Note. i ▷ j means that document i is ranked higher than document j.
Data
Feature vectors
Feature vectors consist of three types of features:
- Features derived only from a document (e.g., document length, number of links in a document).
- Features derived only from a query (e.g., query length, frequency of a query).
- Features derived from a combination of a document and query (e.g., TF-IDF, BM25, BERT, number of common words in a document and query)
Training data
In order to train a model, we need training data that will be fed into the model. There are two possible approaches based on how the training data is collected.
- Offline LTR. Data is manually annotated by a human.
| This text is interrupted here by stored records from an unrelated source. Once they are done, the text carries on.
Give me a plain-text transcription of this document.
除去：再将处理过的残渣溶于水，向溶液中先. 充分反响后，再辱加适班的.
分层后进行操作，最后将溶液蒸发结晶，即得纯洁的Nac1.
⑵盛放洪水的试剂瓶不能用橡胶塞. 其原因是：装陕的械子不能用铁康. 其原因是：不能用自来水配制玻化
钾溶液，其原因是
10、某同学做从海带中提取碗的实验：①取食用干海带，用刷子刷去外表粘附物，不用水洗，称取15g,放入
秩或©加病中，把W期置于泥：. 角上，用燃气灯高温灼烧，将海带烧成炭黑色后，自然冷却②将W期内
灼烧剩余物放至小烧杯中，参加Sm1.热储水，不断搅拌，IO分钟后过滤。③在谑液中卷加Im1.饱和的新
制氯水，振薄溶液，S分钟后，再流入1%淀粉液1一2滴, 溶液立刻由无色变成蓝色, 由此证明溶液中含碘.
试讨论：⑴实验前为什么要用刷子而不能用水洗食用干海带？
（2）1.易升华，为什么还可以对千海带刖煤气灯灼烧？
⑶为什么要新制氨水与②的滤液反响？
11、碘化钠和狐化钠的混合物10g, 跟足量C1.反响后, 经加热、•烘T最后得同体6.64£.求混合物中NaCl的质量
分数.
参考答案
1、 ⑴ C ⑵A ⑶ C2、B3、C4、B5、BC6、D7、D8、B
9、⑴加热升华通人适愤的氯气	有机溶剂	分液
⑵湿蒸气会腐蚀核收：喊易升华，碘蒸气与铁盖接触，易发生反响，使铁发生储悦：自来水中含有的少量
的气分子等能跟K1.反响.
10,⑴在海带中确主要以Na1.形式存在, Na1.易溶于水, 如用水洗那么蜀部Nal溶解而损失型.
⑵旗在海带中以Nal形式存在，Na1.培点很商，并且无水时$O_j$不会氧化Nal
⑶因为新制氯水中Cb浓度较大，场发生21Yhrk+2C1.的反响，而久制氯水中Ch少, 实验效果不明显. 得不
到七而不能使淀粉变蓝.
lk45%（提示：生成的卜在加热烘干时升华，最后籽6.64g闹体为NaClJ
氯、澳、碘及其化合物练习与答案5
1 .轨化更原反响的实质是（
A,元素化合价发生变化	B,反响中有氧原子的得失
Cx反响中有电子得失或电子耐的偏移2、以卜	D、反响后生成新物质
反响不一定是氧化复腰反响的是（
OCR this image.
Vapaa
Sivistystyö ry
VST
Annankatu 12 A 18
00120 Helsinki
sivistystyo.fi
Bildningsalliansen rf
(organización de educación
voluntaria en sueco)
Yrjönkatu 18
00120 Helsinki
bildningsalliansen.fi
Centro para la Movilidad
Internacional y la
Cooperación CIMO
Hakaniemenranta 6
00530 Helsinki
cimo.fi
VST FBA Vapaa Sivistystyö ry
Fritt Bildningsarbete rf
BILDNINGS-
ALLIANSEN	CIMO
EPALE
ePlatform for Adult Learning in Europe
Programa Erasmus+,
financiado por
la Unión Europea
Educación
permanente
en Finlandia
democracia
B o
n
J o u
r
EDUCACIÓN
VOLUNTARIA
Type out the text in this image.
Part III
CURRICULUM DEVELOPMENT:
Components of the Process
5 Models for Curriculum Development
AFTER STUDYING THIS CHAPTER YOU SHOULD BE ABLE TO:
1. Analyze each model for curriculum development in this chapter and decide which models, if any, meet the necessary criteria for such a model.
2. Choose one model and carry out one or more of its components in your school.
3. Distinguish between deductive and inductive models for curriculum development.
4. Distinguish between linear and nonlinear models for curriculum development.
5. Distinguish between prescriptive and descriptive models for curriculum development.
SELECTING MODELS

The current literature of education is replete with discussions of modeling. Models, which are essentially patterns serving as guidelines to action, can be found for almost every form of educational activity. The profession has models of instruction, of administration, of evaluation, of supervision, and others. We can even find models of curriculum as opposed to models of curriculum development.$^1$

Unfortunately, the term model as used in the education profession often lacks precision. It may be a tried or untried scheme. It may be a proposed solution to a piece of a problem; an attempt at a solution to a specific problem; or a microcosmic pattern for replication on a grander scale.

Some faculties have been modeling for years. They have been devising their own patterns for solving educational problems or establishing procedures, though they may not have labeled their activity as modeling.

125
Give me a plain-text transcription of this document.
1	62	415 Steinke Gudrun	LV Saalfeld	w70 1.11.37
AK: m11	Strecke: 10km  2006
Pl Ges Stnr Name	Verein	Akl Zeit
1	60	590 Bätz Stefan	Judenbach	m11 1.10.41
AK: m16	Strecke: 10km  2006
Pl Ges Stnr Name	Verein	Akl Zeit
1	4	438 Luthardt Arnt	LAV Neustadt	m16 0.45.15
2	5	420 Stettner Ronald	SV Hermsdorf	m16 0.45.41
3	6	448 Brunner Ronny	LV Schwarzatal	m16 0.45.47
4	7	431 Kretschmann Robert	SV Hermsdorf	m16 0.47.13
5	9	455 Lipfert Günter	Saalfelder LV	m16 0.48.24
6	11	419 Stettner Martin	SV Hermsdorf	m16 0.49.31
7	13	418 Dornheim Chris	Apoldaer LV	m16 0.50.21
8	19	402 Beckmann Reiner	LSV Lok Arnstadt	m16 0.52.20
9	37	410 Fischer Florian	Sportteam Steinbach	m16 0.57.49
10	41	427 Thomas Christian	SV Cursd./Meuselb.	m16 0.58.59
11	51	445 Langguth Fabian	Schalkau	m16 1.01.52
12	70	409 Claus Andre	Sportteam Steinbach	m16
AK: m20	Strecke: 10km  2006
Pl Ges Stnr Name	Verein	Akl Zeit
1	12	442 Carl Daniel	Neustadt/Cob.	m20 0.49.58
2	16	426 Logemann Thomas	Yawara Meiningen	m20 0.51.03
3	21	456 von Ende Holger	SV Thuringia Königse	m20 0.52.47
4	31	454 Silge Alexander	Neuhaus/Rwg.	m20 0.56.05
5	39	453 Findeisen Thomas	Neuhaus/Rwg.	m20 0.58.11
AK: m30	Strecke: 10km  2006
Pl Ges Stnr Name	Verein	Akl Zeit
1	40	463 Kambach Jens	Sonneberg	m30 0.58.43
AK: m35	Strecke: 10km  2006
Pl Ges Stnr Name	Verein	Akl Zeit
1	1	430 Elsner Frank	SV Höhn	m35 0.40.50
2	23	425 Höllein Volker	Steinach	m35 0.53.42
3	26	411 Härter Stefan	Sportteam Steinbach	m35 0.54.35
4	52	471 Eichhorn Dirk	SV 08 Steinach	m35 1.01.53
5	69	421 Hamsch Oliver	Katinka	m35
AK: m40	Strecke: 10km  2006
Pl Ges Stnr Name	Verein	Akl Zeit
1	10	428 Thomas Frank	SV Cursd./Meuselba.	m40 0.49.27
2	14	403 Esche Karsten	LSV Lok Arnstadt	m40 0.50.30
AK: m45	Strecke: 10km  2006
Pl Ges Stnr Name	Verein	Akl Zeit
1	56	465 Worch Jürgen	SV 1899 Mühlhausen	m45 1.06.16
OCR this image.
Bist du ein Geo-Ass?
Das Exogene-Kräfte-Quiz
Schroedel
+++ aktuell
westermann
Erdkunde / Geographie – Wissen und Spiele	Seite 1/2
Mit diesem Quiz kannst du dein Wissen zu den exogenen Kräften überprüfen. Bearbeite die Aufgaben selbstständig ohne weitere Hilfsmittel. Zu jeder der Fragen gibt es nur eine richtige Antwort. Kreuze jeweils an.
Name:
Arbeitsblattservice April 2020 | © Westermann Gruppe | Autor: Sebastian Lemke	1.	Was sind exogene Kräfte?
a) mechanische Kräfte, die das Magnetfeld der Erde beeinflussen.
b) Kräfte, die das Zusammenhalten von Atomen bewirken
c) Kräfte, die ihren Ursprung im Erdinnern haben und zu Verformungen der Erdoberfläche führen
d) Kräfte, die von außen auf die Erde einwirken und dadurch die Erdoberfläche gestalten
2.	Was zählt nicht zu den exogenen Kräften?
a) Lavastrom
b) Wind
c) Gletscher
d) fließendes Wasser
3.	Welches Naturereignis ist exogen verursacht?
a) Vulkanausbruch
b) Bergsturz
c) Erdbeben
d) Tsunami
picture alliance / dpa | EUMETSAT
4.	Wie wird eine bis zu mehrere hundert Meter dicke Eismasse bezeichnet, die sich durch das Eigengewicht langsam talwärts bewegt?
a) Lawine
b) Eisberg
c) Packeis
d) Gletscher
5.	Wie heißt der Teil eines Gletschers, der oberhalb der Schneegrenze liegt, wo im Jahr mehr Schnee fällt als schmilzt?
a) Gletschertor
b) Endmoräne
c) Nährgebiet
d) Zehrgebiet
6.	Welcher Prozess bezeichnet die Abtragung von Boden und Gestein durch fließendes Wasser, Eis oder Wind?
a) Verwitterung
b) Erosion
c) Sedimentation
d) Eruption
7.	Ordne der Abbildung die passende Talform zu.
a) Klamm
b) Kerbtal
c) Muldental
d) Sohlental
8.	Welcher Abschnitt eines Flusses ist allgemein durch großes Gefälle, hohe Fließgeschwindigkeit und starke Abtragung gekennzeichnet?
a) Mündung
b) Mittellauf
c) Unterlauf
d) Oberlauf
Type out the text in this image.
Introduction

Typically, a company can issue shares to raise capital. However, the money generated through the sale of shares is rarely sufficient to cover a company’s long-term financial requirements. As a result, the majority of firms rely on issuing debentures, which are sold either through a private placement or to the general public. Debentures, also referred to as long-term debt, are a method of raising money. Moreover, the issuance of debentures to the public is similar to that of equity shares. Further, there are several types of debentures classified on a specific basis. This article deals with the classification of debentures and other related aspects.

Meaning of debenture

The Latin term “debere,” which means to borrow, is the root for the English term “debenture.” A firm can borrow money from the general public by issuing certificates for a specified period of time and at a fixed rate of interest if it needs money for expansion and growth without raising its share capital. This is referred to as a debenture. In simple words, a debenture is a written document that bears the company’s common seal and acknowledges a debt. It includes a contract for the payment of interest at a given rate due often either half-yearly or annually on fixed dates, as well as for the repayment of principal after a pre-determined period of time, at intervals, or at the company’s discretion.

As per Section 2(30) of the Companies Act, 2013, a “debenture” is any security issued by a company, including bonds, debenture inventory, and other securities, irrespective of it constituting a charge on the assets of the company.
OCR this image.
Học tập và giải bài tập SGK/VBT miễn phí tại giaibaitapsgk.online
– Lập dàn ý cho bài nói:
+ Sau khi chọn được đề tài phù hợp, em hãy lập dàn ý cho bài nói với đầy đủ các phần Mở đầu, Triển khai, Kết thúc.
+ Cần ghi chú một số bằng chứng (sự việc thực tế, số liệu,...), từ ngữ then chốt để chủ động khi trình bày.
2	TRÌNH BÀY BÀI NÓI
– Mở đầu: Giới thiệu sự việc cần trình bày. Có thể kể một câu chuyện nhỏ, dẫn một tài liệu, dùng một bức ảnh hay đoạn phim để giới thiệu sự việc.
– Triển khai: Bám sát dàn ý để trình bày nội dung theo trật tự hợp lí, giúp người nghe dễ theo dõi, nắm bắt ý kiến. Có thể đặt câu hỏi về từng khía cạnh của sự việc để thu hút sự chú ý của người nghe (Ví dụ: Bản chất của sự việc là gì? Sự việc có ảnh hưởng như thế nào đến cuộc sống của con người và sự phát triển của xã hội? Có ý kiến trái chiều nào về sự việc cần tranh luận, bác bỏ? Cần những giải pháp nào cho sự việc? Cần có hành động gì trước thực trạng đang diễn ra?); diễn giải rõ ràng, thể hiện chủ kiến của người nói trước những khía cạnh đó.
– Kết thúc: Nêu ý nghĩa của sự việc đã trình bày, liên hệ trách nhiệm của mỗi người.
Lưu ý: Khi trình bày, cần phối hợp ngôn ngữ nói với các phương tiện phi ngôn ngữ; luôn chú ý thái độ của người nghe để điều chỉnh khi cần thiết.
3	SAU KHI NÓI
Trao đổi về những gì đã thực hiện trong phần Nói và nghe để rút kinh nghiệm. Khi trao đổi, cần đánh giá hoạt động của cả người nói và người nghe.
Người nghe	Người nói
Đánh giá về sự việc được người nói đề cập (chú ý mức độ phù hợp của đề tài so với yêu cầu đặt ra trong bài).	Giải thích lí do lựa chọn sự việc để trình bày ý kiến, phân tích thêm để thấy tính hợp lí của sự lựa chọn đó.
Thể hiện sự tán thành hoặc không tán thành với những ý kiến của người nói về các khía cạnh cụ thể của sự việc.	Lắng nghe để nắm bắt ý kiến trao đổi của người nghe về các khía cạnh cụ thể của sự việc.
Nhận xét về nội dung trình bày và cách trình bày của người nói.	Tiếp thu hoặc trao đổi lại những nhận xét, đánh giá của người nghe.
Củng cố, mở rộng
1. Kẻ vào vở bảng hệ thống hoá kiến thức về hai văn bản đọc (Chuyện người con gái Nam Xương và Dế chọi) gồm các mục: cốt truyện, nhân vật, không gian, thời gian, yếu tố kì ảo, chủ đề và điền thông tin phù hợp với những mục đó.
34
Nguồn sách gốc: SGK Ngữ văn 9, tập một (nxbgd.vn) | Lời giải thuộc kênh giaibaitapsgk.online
The human rates the relevance of pairs (query, document) for different queries and documents. This approach is expensive and time-consuming but provides high-quality annotations.
- Online LTR. Data is implicitly collected from user interactions with query results (e.g., number of clicks on ranked items, time spent on a web page). In this case, it is simple to obtain training data but user interactions are not easy-interpretable.
After that, we have features vectors and labels corresponding to them. This is everything we need for training a model. The next step is to choose the most suited machine learning algorithm for a problem.
Ranking types
From the high level, the majority of LTR algorithms use stochastic gradient descent to find the most optimal ranking. Depending on how an algorithm chooses and compares ranks of items at each iteration, there exist three principal methods:
- Pointwise ranking.
- Pairwise ranking.
- Listwise ranking.
All of these methods transform ranking task to a classification or regression problem. In the following sections, we will see how they operate under the hood.
Pointwise ranking
In the pointwise approach, scores are predicted individually for each feature vector. Ultimately, the predicted scores are sorted. It does not matter which type of model (decision tree, neural network, etc.) is used for prediction.
This type of ranking transforms the ranking problem to the regression task where a regression model tries to predict correct relevance with respect to a chosen loss function (e.g., MSE).
Another valid approach is to transform ground truth rankings into one-hot representations and feed this data to the model. In this case, it is possible to use either a regression or classification model (with cross-entropy loss).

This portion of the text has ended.